Perhaps most conspicuous is the Act’s de facto prohibition on confidentiality concerning the disposition of consumer arbitrations. The public will now be entitled to see several material aspects of each and every arbitration, most notably the name of the business, and nature and amount of the award or relief granted. While each consumer’s name will not be published, the Act clearly lifts the veil of confidentiality often associated with private arbitration. In fact, JAMS Rule 26 requires JAMS and the arbitrator to “maintain the confidential nature of the Arbitration proceeding and the Award,” except as “otherwise required by law.” Certainly, the Act now requires non-confidentiality of the award (at least the amount and relief). While AAA Consumer Arbitration Rule 43(c) does allow AAA to publish awards, it requires redaction of the parties’ names absent party consent. Under the Act, of course, the name of the business party will be known.
In this same vein, Section 4’s publication requirements would seem to nullify any attempt by the parties to agree to the confidentiality of, for example, the arbitration award. Suffice it to say, the Act largely wipes away confidentiality associated with consumer arbitration dispositions—at least as far as businesses are concerned.
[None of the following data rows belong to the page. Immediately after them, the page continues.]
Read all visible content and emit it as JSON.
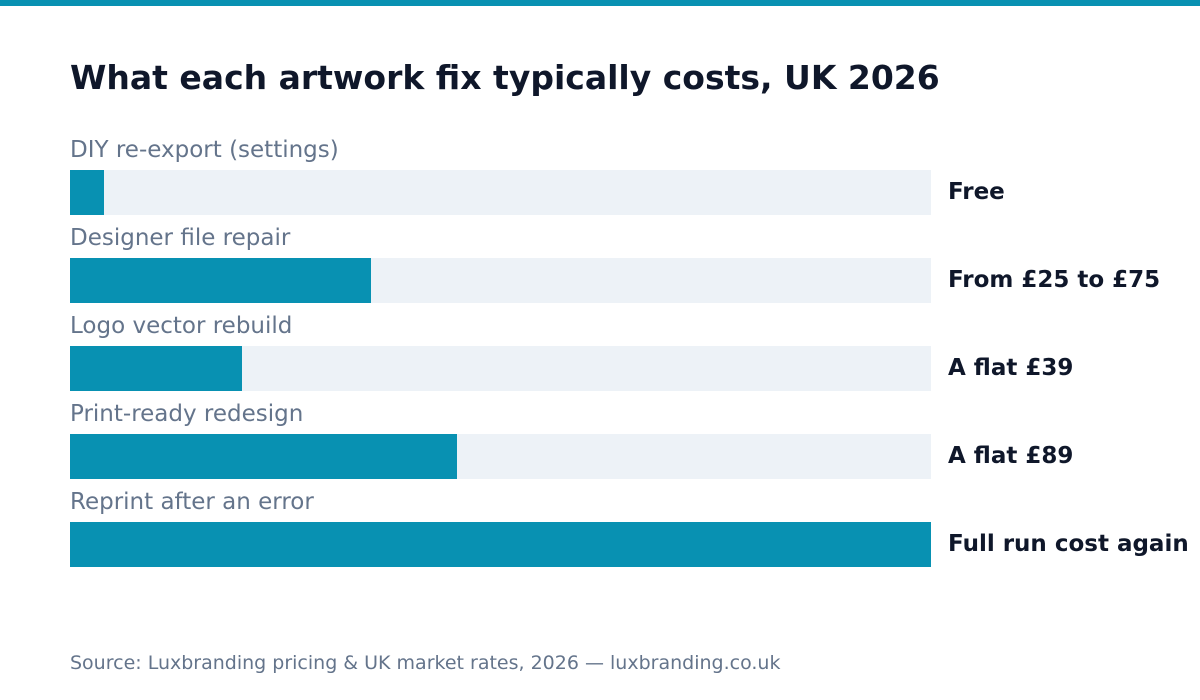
{
  "colors": {
    "accent": "#0891b2",
    "track": "#edf2f7",
    "title": "#0f172a",
    "muted": "#64748b"
  },
  "chart_data": {
    "type": "bar",
    "orientation": "horizontal",
    "title": "What each artwork fix typically costs, UK 2026",
    "categories": [
      "DIY re-export (settings)",
      "Designer file repair",
      "Logo vector rebuild",
      "Print-ready redesign",
      "Reprint after an error"
    ],
    "value_labels": [
      "Free",
      "From £25 to £75",
      "A flat £39",
      "A flat £89",
      "Full run cost again"
    ],
    "values": [
      0.04,
      0.35,
      0.2,
      0.45,
      1.0
    ],
    "grid": false,
    "legend": "none"
  },
  "source": "Source: Luxbranding pricing & UK market rates, 2026 — luxbranding.co.uk"
}
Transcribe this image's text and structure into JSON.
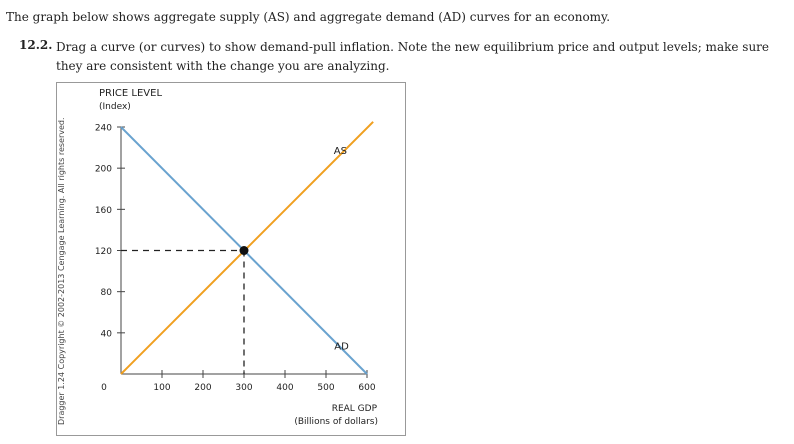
{
  "intro": "The graph below shows aggregate supply (AS) and aggregate demand (AD) curves for an economy.",
  "question": {
    "number": "12.2.",
    "text": "Drag a curve (or curves) to show demand-pull inflation. Note the new equilibrium price and output levels; make sure they are consistent with the change you are analyzing."
  },
  "copyright": "Dragger 1.24 Copyright © 2002-2013 Cengage Learning. All rights reserved.",
  "chart_data": {
    "type": "line",
    "ylabel_line1": "PRICE LEVEL",
    "ylabel_line2": "(Index)",
    "xlabel_line1": "REAL GDP",
    "xlabel_line2": "(Billions of dollars)",
    "xlim": [
      0,
      600
    ],
    "ylim": [
      0,
      240
    ],
    "x_ticks": [
      0,
      100,
      200,
      300,
      400,
      500,
      600
    ],
    "y_ticks": [
      40,
      80,
      120,
      160,
      200,
      240
    ],
    "zero_label": "0",
    "series": [
      {
        "name": "AS",
        "color": "#f0a020",
        "points": [
          [
            0,
            0
          ],
          [
            615,
            245
          ]
        ]
      },
      {
        "name": "AD",
        "color": "#6aa3cf",
        "points": [
          [
            0,
            240
          ],
          [
            600,
            0
          ]
        ]
      }
    ],
    "equilibrium": {
      "x": 300,
      "y": 120,
      "color": "#111111"
    },
    "guide_color": "#222222"
  }
}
Last, but certainly not least, despite purporting only to target defined “consumer arbitration,” Section 4 contains curious language invoking employment disputes. Subsection 2 requires publication of the type of dispute involved, including “employment.” Indeed, it goes on to specify that in an “arbitration involving employment,” the published data must specify employees’ annual wage range. It is difficult, if not impossible, to envision a scenario in which a “consumer arbitration” as defined is simultaneously an employment dispute. This begs the question of whether—wittingly or unwittingly—Subsection 2 roped employment arbitration into the publication requirement, thereby similarly eliminating certain confidentiality. However, given the structure of Section 4, wherein qualification as a “consumer arbitration” is a condition precedent to requiring publication of information, arbitration organizations likely will confine publication of information strictly to consumer arbitrations.
Going Forward
The Act takes effect May 1, 2020, and applies only to consumer arbitrations commenced thereafter. Therefore, we likely will not see the full implications of the Act, including Section 4, until much farther into the future. Nonetheless, qualifying businesses that utilize arbitration or are contemplating utilizing arbitration in their form contracts with consumers should now begin considering the impact of, among other things, the publication of arbitration results mandated by Section 4. Relatedly, it remains to be seen which option for dissemination each arbitration organization selects: a searchable online database or hard copy. Based on arbitration organization’s larger business interests, it seems likely that non-electronic publications will be preferred.
One final, but no less important consideration for businesses is the elimination of fee-shifting by Section 3(a) of the Act. That section prohibits a consumer from being saddled with attorneys’ fees and costs incurred if the business prevails. No such prohibition would be encountered in court, where a contractual fee-shifting provision would most likely be enforced.